I crave routine myself, and I'm the first person to admit it. I have a daily routine, and I get frustrated when things don't happen the way I like them to. I'm able to get over it pretty quickly and move on when the routine gets broken, and I think that's probably the biggest difference between me, and others where the problem is more severe.

I'm not a phrase repeater myself, but there are members of my family who repeat things over and over. I won't mention who, because if they ever read this, they'll know who they are. They will even fully admit that they do it. I found that the best way to deal with the repetition is not to respond. When they don't have an audience, they tend not to do it so much.

And then there's Lucian. I've realized that he has inherited the phrase repeater gene. Right now, he's obsessed with trains. Whenever he sees a train, he yells - koo koo! (for choo choo) If I don't respond, he repeats it again and again until I acknowledge that yes, in fact, he has seen a train. And since there are now many, many trains around the house, it seems like he is saying it all day long.

He also does it in reference to my parents. One day, we dropped my Mom off somewhere and he and I got back in the car. The entire way home, he questioned - Gigi? (for Grandma) I'd then say, we just dropped her off. A minute later, he'd ask again - Gigi? I was going crazy. Another time, my sister was in the car driving him and I was following in a separate car. She said he called my name the whole time. Not just calling, but questioning - Baba? Baba? Baba? (his name for me).
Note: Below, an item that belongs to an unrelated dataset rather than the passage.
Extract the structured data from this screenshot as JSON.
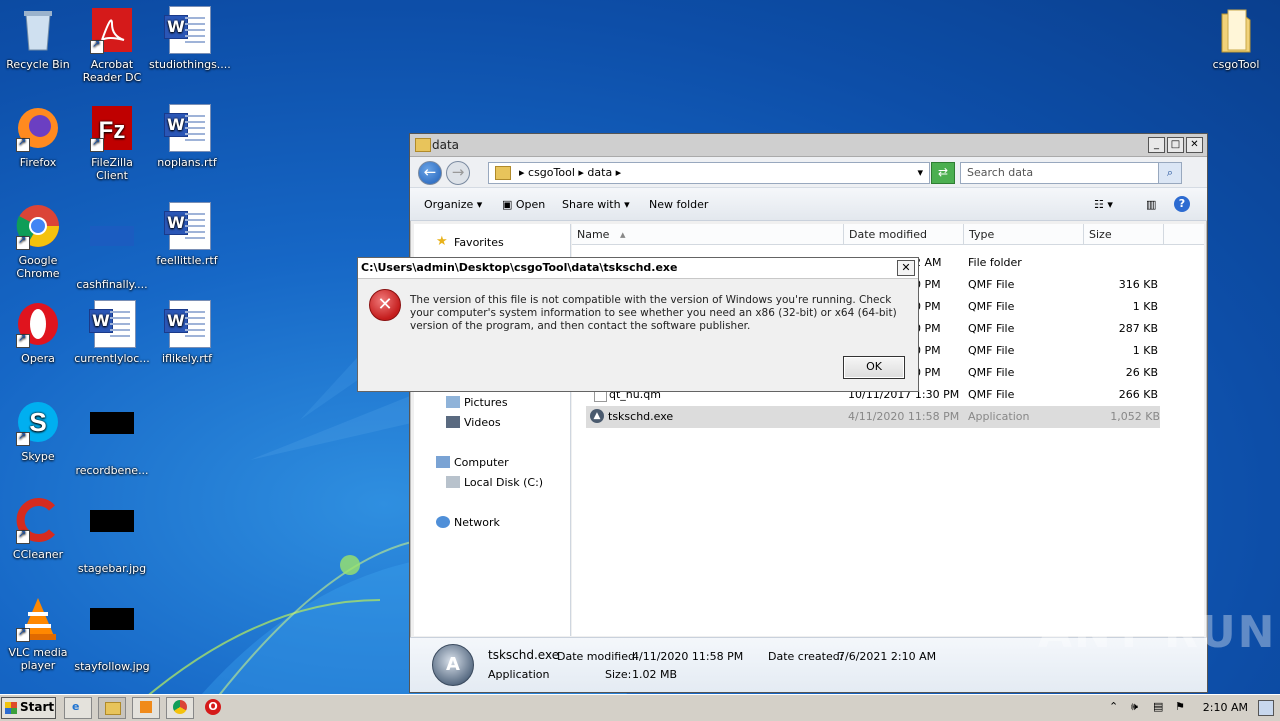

Almost everything Lucian says is in the form of a question anyway. Car? Phone? Doggie? Tractor? Plane? Cracker? Wheel? Shoe? Chair? I feel obligated each time to say, yes, Lucian, that is a ______.

And then there's please. My Mom and I thought that it would be good to teach him to say please when he wants something. It seemed like a good idea at the time. Now, he must say please about four hundred times a day. He'll sit in his high chair and see that I'm getting him something and say - please! please! please! over and over and over again.

I hope that he grows out of this. It's exhausting trying to answer him all day long.

1 comment:

Anonymous said...

I, too, suffer from OCD. I suffer from obsessive thought patterns.


I hope that you can find some way to channel it (through either art or writing, etc.) so that you can cope with it.